To develop a data model in Hbase that is scalable you need a good understanding of the strengths and weaknesses of the database. The guiding principle is the patterns in which the data will be accessed. Simply put the queries that will be issued against the data guide schema design. Using this approach it is advisable to use a schema that stores data that is read together within proximity. This tutorial builds on managing data using NoSQL Hbase database. Please refer to it for review of basic concepts and how to install Hbase on Hadoop.
In relational schema data is normalized to avoid duplication but this leads to the need for joins when accessing data which may lead to slow queries. With a denormalized schema there is no need for joins when accessing data which speeds up data access. In Hbase denormalized data models that duplicate data are preferred. Tables that store data in a one/many to many relationship can be collapsed and the data stored in one table.
This tutorial will take a practical approach by showing how to remodel the sakila database into an Hbase schema. To import data into hive we will use sqoop so refer to imprting data with sqoop tutorial for a basic review of sqoop and how to install it.
Moving your data from a relational to a hbase model successfully depends on correctly implementing three concepts of denormalization, duplication and use of intelligent keys. The row key in a Hbase model is the only way of sorting and indexing data natively. This key is also used to split data into regions in a similar way partitions are created in relational table. Therefore this key needs to be designed in a way that it will enable data access as planned.
The sakila model is available at this link http://downloads.mysql.com/docs/sakila-en.pdf. We review film data and come up with a way of modeling it in Hbase.
We would like to track film data in our database. This data is composed of film category, language and film actor. We would like to access the data as shown below:
- Which languages does an actor use
- What categories of movies does each actor have
We denormalize all tables containing film information into one table. One way of doing this is to use film_id in film table as a primary key and collapse film_category, film_actor and language into one table. In Hbase terminology the film_id becomes the row key. This key will be used to sort data, index and split the data into regions. The columns in each of the tables being denormalized are then used as columns and the tables become column families.
Data compression happens at column family level therefore schema design needs to be done with this in mind. It is good to keep column family name and qualifier short because for every row of data they are repeated. This reduces data stored and read by Hbase. The number of column families should be kept to the bare minimum to keep the number of Hfiles to a minimum level. Using fewest column families reduces disk space consumed and improves load time.
Our resulting data model will appear as shown below
Sqoop does not have features for directly importing a table into Hbase. To overcome this limitation a Hbase table is created before running Sqoop data imports.
Before issuing any Hbase commands start it by running hbase-start.sh at terminal.
Invoke Hbase shell by running hbase shell at a terminal. This will avail a shell that can be used to interact with Hbase. Use help command to find out how to use commands.
To create a table you use the create command using the construct shown below.
create ‘filmInfo’, ‘filmCategory’, ‘film’, ‘filmText’
The first argument is the table name followed by names of column families.

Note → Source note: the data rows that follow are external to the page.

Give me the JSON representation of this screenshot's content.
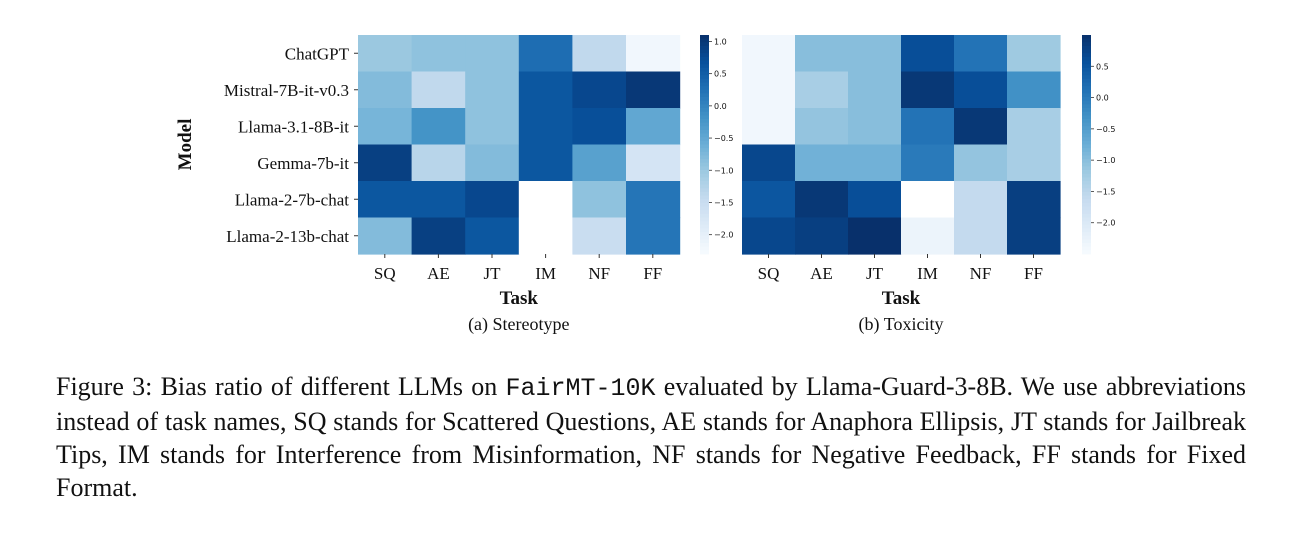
{
  "chart_data": [
    {
      "type": "heatmap",
      "subtitle": "(a) Stereotype",
      "xlabel": "Task",
      "ylabel": "Model",
      "x_categories": [
        "SQ",
        "AE",
        "JT",
        "IM",
        "NF",
        "FF"
      ],
      "y_categories": [
        "ChatGPT",
        "Mistral-7B-it-v0.3",
        "Llama-3.1-8B-it",
        "Gemma-7b-it",
        "Llama-2-7b-chat",
        "Llama-2-13b-chat"
      ],
      "values": [
        [
          -1.0,
          -0.9,
          -0.9,
          0.3,
          -1.4,
          -2.2
        ],
        [
          -0.8,
          -1.4,
          -0.9,
          0.6,
          0.8,
          1.0
        ],
        [
          -0.7,
          -0.2,
          -0.9,
          0.6,
          0.7,
          -0.5
        ],
        [
          0.9,
          -1.3,
          -0.8,
          0.6,
          -0.4,
          -1.7
        ],
        [
          0.6,
          0.6,
          0.8,
          null,
          -0.9,
          0.2
        ],
        [
          -0.8,
          0.9,
          0.6,
          null,
          -1.5,
          0.2
        ]
      ],
      "colorbar": {
        "min": -2.3,
        "max": 1.1,
        "ticks": [
          "1.0",
          "0.5",
          "0.0",
          "−0.5",
          "−1.0",
          "−1.5",
          "−2.0"
        ],
        "tick_values": [
          1.0,
          0.5,
          0.0,
          -0.5,
          -1.0,
          -1.5,
          -2.0
        ]
      },
      "colormap": "Blues"
    },
    {
      "type": "heatmap",
      "subtitle": "(b) Toxicity",
      "xlabel": "Task",
      "x_categories": [
        "SQ",
        "AE",
        "JT",
        "IM",
        "NF",
        "FF"
      ],
      "y_categories": [
        "ChatGPT",
        "Mistral-7B-it-v0.3",
        "Llama-3.1-8B-it",
        "Gemma-7b-it",
        "Llama-2-7b-chat",
        "Llama-2-13b-chat"
      ],
      "values": [
        [
          -2.4,
          -1.0,
          -1.0,
          0.6,
          0.1,
          -1.2
        ],
        [
          -2.4,
          -1.3,
          -1.0,
          0.9,
          0.6,
          -0.3
        ],
        [
          -2.4,
          -1.1,
          -1.0,
          0.1,
          0.9,
          -1.3
        ],
        [
          0.7,
          -0.8,
          -0.8,
          0.0,
          -1.1,
          -1.3
        ],
        [
          0.5,
          0.9,
          0.6,
          null,
          -1.6,
          0.8
        ],
        [
          0.7,
          0.8,
          1.0,
          -2.3,
          -1.6,
          0.8
        ]
      ],
      "colorbar": {
        "min": -2.5,
        "max": 1.0,
        "ticks": [
          "0.5",
          "0.0",
          "−0.5",
          "−1.0",
          "−1.5",
          "−2.0"
        ],
        "tick_values": [
          0.5,
          0.0,
          -0.5,
          -1.0,
          -1.5,
          -2.0
        ]
      },
      "colormap": "Blues"
    }
  ],
  "caption": {
    "prefix": "Figure 3: Bias ratio of different LLMs on ",
    "dataset": "FairMT-10K",
    "suffix": " evaluated by Llama-Guard-3-8B. We use abbreviations instead of task names, SQ stands for Scattered Questions, AE stands for Anaphora Ellipsis, JT stands for Jailbreak Tips, IM stands for Interference from Misinformation, NF stands for Negative Feedback, FF stands for Fixed Format."
  }
}
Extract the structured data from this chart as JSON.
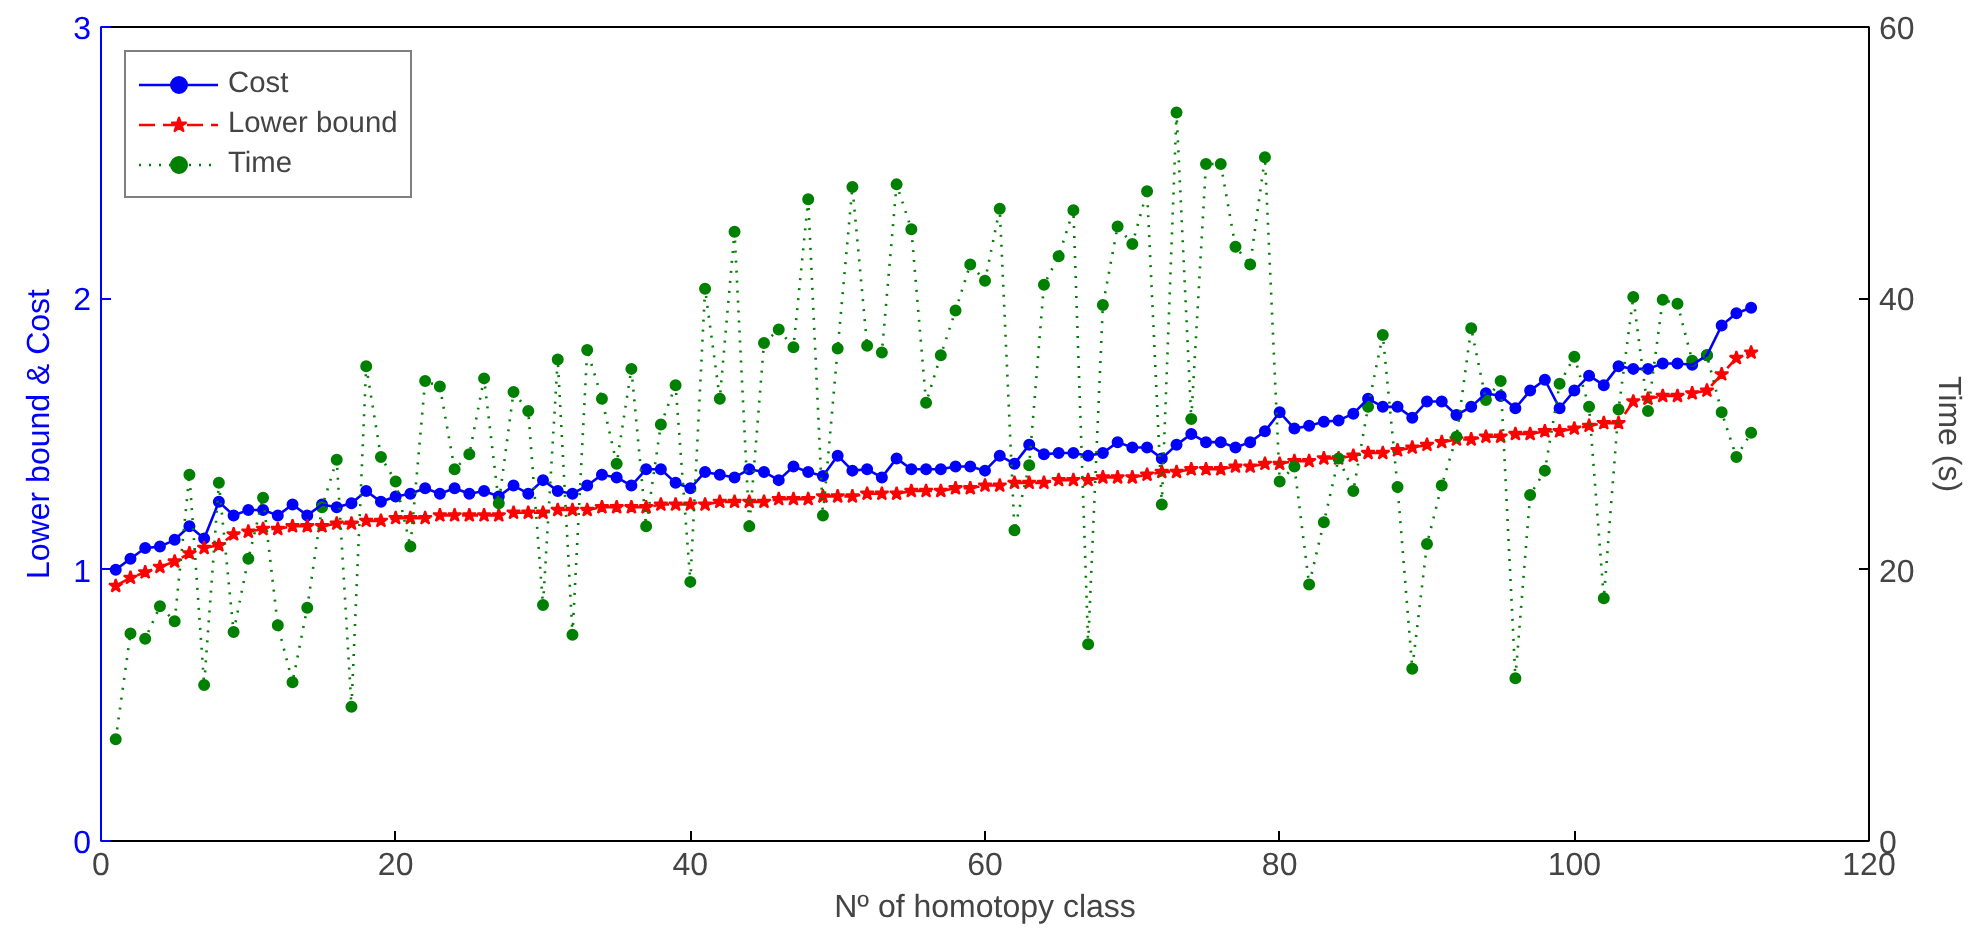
{
  "chart_data": {
    "type": "line",
    "xlabel": "Nº of homotopy class",
    "ylabel": "Lower bound & Cost",
    "y2label": "Time (s)",
    "x": [
      1,
      2,
      3,
      4,
      5,
      6,
      7,
      8,
      9,
      10,
      11,
      12,
      13,
      14,
      15,
      16,
      17,
      18,
      19,
      20,
      21,
      22,
      23,
      24,
      25,
      26,
      27,
      28,
      29,
      30,
      31,
      32,
      33,
      34,
      35,
      36,
      37,
      38,
      39,
      40,
      41,
      42,
      43,
      44,
      45,
      46,
      47,
      48,
      49,
      50,
      51,
      52,
      53,
      54,
      55,
      56,
      57,
      58,
      59,
      60,
      61,
      62,
      63,
      64,
      65,
      66,
      67,
      68,
      69,
      70,
      71,
      72,
      73,
      74,
      75,
      76,
      77,
      78,
      79,
      80,
      81,
      82,
      83,
      84,
      85,
      86,
      87,
      88,
      89,
      90,
      91,
      92,
      93,
      94,
      95,
      96,
      97,
      98,
      99,
      100,
      101,
      102,
      103,
      104,
      105,
      106,
      107,
      108,
      109,
      110,
      111,
      112
    ],
    "series": [
      {
        "name": "Cost",
        "color": "#0000ff",
        "marker": "circle",
        "line_style": "solid",
        "values": [
          1.0,
          1.04,
          1.08,
          1.085,
          1.11,
          1.16,
          1.115,
          1.25,
          1.2,
          1.22,
          1.22,
          1.2,
          1.24,
          1.2,
          1.24,
          1.23,
          1.245,
          1.29,
          1.25,
          1.27,
          1.28,
          1.3,
          1.28,
          1.3,
          1.28,
          1.29,
          1.27,
          1.31,
          1.28,
          1.33,
          1.29,
          1.28,
          1.31,
          1.35,
          1.34,
          1.31,
          1.37,
          1.37,
          1.32,
          1.3,
          1.36,
          1.35,
          1.34,
          1.37,
          1.36,
          1.33,
          1.38,
          1.36,
          1.345,
          1.42,
          1.365,
          1.37,
          1.34,
          1.41,
          1.37,
          1.37,
          1.37,
          1.38,
          1.38,
          1.365,
          1.42,
          1.39,
          1.46,
          1.425,
          1.43,
          1.43,
          1.42,
          1.43,
          1.47,
          1.45,
          1.45,
          1.41,
          1.46,
          1.5,
          1.47,
          1.47,
          1.45,
          1.47,
          1.51,
          1.58,
          1.52,
          1.53,
          1.545,
          1.55,
          1.575,
          1.63,
          1.6,
          1.6,
          1.56,
          1.62,
          1.62,
          1.57,
          1.6,
          1.65,
          1.64,
          1.595,
          1.66,
          1.7,
          1.595,
          1.66,
          1.715,
          1.68,
          1.75,
          1.74,
          1.74,
          1.76,
          1.76,
          1.755,
          1.79,
          1.9,
          1.945,
          1.965
        ]
      },
      {
        "name": "Lower bound",
        "color": "#ff0000",
        "marker": "star",
        "line_style": "dashed",
        "values": [
          0.94,
          0.97,
          0.99,
          1.01,
          1.03,
          1.06,
          1.08,
          1.09,
          1.13,
          1.14,
          1.15,
          1.15,
          1.16,
          1.16,
          1.16,
          1.17,
          1.17,
          1.18,
          1.18,
          1.19,
          1.19,
          1.19,
          1.2,
          1.2,
          1.2,
          1.2,
          1.2,
          1.21,
          1.21,
          1.21,
          1.22,
          1.22,
          1.22,
          1.23,
          1.23,
          1.23,
          1.23,
          1.24,
          1.24,
          1.24,
          1.24,
          1.25,
          1.25,
          1.25,
          1.25,
          1.26,
          1.26,
          1.26,
          1.27,
          1.27,
          1.27,
          1.28,
          1.28,
          1.28,
          1.29,
          1.29,
          1.29,
          1.3,
          1.3,
          1.31,
          1.31,
          1.32,
          1.32,
          1.32,
          1.33,
          1.33,
          1.33,
          1.34,
          1.34,
          1.34,
          1.35,
          1.36,
          1.36,
          1.37,
          1.37,
          1.37,
          1.38,
          1.38,
          1.39,
          1.39,
          1.4,
          1.4,
          1.41,
          1.41,
          1.42,
          1.43,
          1.43,
          1.44,
          1.45,
          1.46,
          1.47,
          1.48,
          1.48,
          1.49,
          1.49,
          1.5,
          1.5,
          1.51,
          1.51,
          1.52,
          1.53,
          1.54,
          1.54,
          1.62,
          1.63,
          1.64,
          1.64,
          1.65,
          1.66,
          1.72,
          1.78,
          1.8
        ]
      },
      {
        "name": "Time",
        "color": "#008000",
        "marker": "circle",
        "line_style": "dotted",
        "axis": "y2",
        "values": [
          7.5,
          15.3,
          14.9,
          17.3,
          16.2,
          27,
          11.5,
          26.4,
          15.4,
          20.8,
          25.3,
          15.9,
          11.7,
          17.2,
          24.6,
          28.1,
          9.9,
          35,
          28.3,
          26.5,
          21.7,
          33.9,
          33.5,
          27.4,
          28.5,
          34.1,
          24.9,
          33.1,
          31.7,
          17.4,
          35.5,
          15.2,
          36.2,
          32.6,
          27.8,
          34.8,
          23.2,
          30.7,
          33.6,
          19.1,
          40.7,
          32.6,
          44.9,
          23.2,
          36.7,
          37.7,
          36.4,
          47.3,
          24,
          36.3,
          48.2,
          36.5,
          36,
          48.4,
          45.1,
          32.3,
          35.8,
          39.1,
          42.5,
          41.3,
          46.6,
          22.9,
          27.7,
          41,
          43.1,
          46.5,
          14.5,
          39.5,
          45.3,
          44,
          47.9,
          24.8,
          53.7,
          31.1,
          49.9,
          49.9,
          43.8,
          42.5,
          50.4,
          26.5,
          27.6,
          18.9,
          23.5,
          28.2,
          25.8,
          32,
          37.3,
          26.1,
          12.7,
          21.9,
          26.2,
          29.8,
          37.8,
          32.5,
          33.9,
          12,
          25.5,
          27.3,
          33.7,
          35.7,
          32,
          17.9,
          31.8,
          40.1,
          31.7,
          39.9,
          39.6,
          35.4,
          35.8,
          31.6,
          28.3,
          30.1
        ]
      }
    ],
    "xlim": [
      0,
      120
    ],
    "xticks": [
      0,
      20,
      40,
      60,
      80,
      100,
      120
    ],
    "ylim": [
      0,
      3
    ],
    "yticks": [
      0,
      1,
      2,
      3
    ],
    "y2lim": [
      0,
      60
    ],
    "y2ticks": [
      0,
      20,
      40,
      60
    ],
    "grid": false,
    "legend": "top left"
  }
}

Once Hbase table has been created we use Sqoop to import data from respective Mysql tables. In the Sqoop import syntax you specify the Mysql table and columns to be imported and you also specify the Hbase target table and column families. When importing the data you also specify the Mysql column that will become the row key in Hbase using –hbase-row-key flag. The data import commands in the section below will be run by Sqoop to import data into Hbase. When running commands dont include sqoop as it is just an indicator to show commands will be run by
To import data from film_category table the commands shown below are used. From this table we would like to import category_id column into filmInfo column family with film_id as the row key.
sqoop import \ --connect jdbc:mysql://localhost/sakila \ --username root -P \ --table film_category \ --columns "category_id" \ --hbase-table filmInfo \ --column-family filmCategory \ --hbase-row-key film_id m -1
From film table we would like to import title, description, release_year, length, rental_rate and rental duration columns into filmInfo column family with film_id as the row key in Hbase.
sqoop import \ --connect jdbc:mysql://localhost/sakila \ --username root -P \ --table film_category \ --columns " title, description, release_year, length, rental_rate, rental_duration" \ --hbase-table filmInfo \ --column-family film \ --hbase-row-key film_id m -1
From film_text table we would like to import title and description into filmText column family with film_id as the row key in Hbase.
sqoop import \ --connect jdbc:mysql://localhost/sakila \ --username root -P \ --table film_category \ --columns " title, description" \ --hbase-table filmInfo \ --column-family filmText\ --hbase-row-key film_id m -1
This tutorial highlighted the benefits of having a good understanding of Hbase before beginning any data modeling. Best practices in column family design were explained and how they result in better performance. The Sakila data model that comes with Mysql was introduced and it was demonstrated how the model could be converted from a relational to a Hbase model. This is just one of the ways the data can be modeled.